Molecular dissection of G protein preference using Gsα chimeras reveals novel ligand signaling of GPCRs

Although only 16 genes have been identified in mammals, several G alpha subunits can be simultaneously activated by G protein-coupled receptors (GPCRs) to modulate their complicated functions. Current GPCR assays are limited in the evaluation of selective G alpha activation, thus not allowing a comprehensive pathway screening. Because adenylyl cyclases are directly activated by G(s)alpha and the carboxyl termini of the various G alpha proteins determine their receptor coupling specificity, we proposed a set of chimeric G(s)alpha where the COOH-terminal five amino acids are replaced by those of other G alpha proteins and used these to dissect the potential G alpha linked to a given GPCR. Unlike G(q)alpha, G(12)alpha, and G(i)alpha outputs, compounding the signals from several G alpha members, the chimeric G(s)alpha proteins provide a superior molecular approach that reflects the previously uncharacterized pathways of GPCRs under the same cAMP platform.
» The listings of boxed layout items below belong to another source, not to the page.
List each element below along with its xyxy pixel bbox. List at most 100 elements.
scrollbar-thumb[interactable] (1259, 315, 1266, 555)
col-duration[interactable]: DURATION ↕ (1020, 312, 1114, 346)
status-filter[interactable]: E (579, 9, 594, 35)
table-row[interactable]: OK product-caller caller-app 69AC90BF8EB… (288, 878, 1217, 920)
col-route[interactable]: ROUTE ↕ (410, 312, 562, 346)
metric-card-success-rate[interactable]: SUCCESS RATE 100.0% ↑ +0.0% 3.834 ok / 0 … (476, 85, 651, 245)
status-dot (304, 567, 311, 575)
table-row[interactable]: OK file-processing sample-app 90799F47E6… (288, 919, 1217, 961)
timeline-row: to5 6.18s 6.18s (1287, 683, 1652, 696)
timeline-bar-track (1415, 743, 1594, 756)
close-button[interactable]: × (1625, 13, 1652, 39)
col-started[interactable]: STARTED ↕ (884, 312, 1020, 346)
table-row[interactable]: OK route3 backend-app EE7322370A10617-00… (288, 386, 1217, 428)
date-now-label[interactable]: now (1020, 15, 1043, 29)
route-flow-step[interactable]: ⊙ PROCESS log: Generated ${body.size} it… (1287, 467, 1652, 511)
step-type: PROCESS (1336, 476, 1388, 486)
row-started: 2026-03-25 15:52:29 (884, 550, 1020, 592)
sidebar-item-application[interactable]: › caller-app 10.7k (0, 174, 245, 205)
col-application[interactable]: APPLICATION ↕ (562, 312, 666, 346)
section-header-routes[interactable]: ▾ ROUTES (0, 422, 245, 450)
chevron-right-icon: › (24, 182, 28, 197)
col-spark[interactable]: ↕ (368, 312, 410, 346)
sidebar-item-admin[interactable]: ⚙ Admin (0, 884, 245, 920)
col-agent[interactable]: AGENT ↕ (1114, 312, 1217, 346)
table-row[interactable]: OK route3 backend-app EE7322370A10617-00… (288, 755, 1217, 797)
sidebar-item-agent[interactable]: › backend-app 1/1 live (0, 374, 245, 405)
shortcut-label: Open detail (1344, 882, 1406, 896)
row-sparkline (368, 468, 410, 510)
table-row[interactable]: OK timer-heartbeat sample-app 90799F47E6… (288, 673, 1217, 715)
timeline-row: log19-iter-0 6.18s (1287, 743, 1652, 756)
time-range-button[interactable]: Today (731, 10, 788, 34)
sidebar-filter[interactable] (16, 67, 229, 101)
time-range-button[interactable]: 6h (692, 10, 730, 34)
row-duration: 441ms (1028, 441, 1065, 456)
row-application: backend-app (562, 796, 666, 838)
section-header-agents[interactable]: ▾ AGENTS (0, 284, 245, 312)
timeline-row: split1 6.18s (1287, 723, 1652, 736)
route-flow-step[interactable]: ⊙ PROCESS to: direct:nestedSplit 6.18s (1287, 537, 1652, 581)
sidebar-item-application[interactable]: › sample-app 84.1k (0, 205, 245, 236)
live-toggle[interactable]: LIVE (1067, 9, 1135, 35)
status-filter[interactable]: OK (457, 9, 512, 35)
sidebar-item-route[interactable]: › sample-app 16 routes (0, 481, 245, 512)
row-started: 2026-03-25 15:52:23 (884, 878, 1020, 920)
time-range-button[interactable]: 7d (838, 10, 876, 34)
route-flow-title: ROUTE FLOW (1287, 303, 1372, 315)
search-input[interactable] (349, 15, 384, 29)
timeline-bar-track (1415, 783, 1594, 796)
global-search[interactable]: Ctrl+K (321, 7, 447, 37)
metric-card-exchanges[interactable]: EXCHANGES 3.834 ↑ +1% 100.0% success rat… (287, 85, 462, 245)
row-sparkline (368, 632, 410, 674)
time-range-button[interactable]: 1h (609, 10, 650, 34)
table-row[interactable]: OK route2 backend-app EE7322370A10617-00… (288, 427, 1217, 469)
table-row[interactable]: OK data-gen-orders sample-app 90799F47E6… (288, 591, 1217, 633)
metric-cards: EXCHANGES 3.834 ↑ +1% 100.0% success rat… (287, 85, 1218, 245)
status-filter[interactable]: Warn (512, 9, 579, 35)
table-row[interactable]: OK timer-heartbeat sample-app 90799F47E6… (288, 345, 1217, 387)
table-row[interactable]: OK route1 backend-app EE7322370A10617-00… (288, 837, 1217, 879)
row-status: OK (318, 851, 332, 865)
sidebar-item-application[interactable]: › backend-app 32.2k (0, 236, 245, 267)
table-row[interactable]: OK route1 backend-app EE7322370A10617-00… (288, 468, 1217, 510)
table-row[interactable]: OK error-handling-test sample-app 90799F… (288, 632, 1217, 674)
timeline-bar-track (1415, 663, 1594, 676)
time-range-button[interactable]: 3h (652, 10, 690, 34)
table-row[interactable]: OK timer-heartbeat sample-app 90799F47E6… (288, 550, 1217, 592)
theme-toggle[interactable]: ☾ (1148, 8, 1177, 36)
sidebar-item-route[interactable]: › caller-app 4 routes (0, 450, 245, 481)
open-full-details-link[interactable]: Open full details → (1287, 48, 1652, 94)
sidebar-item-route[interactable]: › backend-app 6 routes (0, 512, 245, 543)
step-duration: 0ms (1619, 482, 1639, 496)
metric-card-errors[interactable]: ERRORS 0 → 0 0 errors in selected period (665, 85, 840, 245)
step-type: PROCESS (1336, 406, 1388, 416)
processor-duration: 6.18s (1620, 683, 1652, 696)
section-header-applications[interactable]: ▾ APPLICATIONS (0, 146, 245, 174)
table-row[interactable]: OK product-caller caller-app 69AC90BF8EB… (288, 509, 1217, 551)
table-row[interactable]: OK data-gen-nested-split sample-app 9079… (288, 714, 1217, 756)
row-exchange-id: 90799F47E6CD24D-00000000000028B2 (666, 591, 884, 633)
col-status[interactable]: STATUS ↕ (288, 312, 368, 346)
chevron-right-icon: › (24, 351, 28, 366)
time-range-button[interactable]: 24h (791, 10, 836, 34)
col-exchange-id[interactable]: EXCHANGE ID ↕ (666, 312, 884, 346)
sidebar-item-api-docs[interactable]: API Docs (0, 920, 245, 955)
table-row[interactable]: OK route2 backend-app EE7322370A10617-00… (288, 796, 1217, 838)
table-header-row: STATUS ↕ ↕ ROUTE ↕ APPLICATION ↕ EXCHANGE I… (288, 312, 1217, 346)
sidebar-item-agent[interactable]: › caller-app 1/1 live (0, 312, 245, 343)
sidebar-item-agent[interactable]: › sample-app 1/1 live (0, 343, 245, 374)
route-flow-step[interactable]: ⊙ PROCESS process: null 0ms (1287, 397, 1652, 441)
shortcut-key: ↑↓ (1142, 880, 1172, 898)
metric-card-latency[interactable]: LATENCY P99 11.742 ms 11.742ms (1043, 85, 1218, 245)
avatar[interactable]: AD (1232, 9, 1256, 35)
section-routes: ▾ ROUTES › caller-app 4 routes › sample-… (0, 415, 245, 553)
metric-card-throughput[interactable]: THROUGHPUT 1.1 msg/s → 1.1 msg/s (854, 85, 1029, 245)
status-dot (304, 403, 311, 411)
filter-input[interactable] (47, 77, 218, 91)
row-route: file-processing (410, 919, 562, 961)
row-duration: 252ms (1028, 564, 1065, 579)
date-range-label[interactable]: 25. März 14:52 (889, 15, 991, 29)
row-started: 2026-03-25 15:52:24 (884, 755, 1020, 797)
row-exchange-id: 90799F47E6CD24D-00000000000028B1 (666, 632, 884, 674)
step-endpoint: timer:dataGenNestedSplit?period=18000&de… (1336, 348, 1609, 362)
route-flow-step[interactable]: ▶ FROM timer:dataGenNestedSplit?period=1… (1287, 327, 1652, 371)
This is, to our knowledge, the first time allowing verification of the whole spectrum of G alpha coupling preference of adenosine A1 receptor, reported to couple to multiple G proteins and modulate many physiological processes. Furthermore, we were able to distinguish the uncharacterized pathways between the two neuromedin U receptors (NMURs), which distribute differently but are stimulated by a common agonist. In contrast to the G(q) signals mainly conducted by NMUR1, NMUR2 routed preferentially to the Gi pathways. Dissecting the potential G alpha coupling to these GPCRs will promote an understanding of their physiological roles and benefit the pharmaceutical development of agonists/antagonists by exploiting the selective affinity toward a certain G alpha subclass.